Add to this that copyright wants to encourage creativity. And while it achieves this partly by protecting rights holders, it achieves it more by allowing creators to create a new original automobile design without having to reinvent the wheels. The wheel is a given; what you do with it is your creation. Rhythms are wheels.

So as the basis of a massive consolidated lawsuit in which about forty defendants, including Justin Bieber, Pitbull, and Daddy Yankee, are being sued for infringing on it, “Fish Market” has the limiting problem that one cannot ever enjoy a monopoly on a riddim. In my opinion, it mustn’t be allowed. It matters not that every reggaeton beat sounds similar to the one in their “Fish Market,” or in “Dem Bow,” which we’ll get to shortly. What they are talking about is just a beat, a simple and repetitive one. It isn’t even quite a groove even if it has a bass doing little more than play a note on one and three. It matters not that “Steely & Clevie” may have single-handedly ushered in a whole genre that now practically rules the world. The scale is irrelevant. Rhythms (riddims), by and large, cannot and should not be protected by copyright.
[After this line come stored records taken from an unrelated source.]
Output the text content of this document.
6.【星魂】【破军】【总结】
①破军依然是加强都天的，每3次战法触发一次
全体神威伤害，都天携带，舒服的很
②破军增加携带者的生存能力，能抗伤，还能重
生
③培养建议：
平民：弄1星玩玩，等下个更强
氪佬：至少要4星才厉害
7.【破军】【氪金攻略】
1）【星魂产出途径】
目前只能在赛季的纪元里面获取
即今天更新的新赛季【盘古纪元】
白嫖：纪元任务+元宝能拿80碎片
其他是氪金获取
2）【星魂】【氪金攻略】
Simplicity isn’t bad, it’s just unoriginal. And more to the point, it’s not probative of copying. It’s certainly not that rhythm isn’t the most important thing in music. Because it is!
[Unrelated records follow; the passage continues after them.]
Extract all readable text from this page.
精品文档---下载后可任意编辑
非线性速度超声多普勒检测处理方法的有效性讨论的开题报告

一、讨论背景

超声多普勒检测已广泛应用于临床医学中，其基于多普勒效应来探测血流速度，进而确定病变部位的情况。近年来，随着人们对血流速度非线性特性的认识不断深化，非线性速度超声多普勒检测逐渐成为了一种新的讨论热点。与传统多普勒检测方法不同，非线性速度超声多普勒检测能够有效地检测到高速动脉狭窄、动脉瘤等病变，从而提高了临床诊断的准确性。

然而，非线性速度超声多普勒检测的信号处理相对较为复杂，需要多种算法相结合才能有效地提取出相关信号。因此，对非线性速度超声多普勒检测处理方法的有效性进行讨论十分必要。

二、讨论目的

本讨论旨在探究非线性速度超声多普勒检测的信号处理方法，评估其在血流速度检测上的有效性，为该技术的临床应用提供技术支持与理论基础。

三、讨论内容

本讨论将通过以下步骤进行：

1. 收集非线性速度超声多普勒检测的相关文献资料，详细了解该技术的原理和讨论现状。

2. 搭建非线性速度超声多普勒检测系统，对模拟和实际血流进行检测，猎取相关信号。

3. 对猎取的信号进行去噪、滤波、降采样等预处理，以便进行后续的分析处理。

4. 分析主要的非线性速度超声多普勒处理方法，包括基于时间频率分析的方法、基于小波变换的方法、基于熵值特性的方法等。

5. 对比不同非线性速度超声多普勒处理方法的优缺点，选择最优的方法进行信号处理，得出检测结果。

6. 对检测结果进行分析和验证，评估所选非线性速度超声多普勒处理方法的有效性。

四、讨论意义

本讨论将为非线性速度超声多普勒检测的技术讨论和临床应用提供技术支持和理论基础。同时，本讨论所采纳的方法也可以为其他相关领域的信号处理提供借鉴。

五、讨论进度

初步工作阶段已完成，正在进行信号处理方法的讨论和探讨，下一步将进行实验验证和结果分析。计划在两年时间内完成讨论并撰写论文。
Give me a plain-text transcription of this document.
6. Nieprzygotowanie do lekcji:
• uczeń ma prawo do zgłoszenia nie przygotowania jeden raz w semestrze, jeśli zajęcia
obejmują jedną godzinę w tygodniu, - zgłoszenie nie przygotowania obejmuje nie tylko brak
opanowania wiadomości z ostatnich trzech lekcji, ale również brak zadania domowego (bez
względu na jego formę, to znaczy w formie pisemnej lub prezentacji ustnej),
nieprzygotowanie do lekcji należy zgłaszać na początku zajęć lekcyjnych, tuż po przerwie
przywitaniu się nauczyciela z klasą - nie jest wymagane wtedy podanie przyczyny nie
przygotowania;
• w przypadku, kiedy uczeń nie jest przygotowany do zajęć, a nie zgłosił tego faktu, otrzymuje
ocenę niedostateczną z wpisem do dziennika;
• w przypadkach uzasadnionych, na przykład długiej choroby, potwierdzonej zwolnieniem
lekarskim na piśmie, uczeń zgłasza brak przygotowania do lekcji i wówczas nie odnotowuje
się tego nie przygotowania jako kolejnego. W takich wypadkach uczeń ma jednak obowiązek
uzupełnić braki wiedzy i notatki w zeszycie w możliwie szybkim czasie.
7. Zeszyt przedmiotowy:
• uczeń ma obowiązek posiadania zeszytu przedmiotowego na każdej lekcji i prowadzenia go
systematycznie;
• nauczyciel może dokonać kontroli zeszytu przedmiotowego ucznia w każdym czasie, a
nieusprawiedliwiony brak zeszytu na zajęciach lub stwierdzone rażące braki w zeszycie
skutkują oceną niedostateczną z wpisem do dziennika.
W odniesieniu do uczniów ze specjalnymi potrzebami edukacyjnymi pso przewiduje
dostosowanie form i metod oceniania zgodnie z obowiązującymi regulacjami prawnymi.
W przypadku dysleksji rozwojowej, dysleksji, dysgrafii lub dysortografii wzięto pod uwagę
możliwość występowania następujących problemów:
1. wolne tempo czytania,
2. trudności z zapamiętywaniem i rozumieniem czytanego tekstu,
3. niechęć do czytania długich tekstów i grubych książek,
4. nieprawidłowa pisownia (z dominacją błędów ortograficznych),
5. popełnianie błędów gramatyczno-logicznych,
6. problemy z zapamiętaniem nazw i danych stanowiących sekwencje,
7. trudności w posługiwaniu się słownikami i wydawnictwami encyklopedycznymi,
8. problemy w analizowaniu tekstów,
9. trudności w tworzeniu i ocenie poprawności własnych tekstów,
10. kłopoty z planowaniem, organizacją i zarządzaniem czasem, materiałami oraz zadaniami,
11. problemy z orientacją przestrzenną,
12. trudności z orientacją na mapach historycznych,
Ask 100 musicians, good ones if you like, what’s paramount, harmony or rhythm? And my untested and unscientific opinion would be no fewer than 70 percent are going to say “rhythm.” Because Thou. Shalt. Groove. But rhythms on their own are not compositions, generally. Why “generally?” Only because nothing about music copyright should be binary, as long as music continues to be created. Possibilities are endless. It’s just intellectually more honest to keep an open mind. Same with chord progressions; “generally” not protectable by copyright, but it has to be subject to considerations about length and novelty. There comes a point, if perhaps an impractical one. So we leave room for the possibility that any element of music, taken to some degree, might deserve protection.

But practicality here is appropriate! Spurious lawsuits are bad. So here’s a rule of thumb:

If your rhythm can be mouse-clicked into an eight-measures-long sixteenth-note grid on any drum machine interface designed in the past thirty years, that rhythm, regardless of which spots on the grid you or the software’s randomizing feature check or don’t check, is probably not yours alone and you cannot claim a monopoly. Rhythms in general, and I dare say ANY rhythm that repeats every five seconds or so is a building block of music, public domain, and a foundation atop which your original and protectable creativity can be built.

MUSICOLOGIZE

In the complaint, they notate the tracks that make up “Fish Market.” It doesn’t really matter what the forty defendants’ works sound like because the following is evidently what they are trying to claim to own, and it’s not protectable expression.

Two of the tracks are identical, and they’re the simplest thing there could be. The hi-hat and kick just play “four on the floor.”

And then they add a low boom that plays every other note.

Their tambourine does what tambourines do, play sixteenth notes.

Add a snare drum (I’ll show it to you with the metronome so you can hear the 1-2-3-4 of it.)

So that’s five parts, none remotely distinctive to any percussionist who ever picked up a stick. Put all that together, and you get this, a reggaeton track.

And then there’s “Fish Market’s” timbale part, four seconds long and not just a repeat of two seconds as was everything to this point.

With the four-second timbale part, all together, it would sound something like this:

Over and over.

This lawsuit appears to be that ridiculous, times about forty.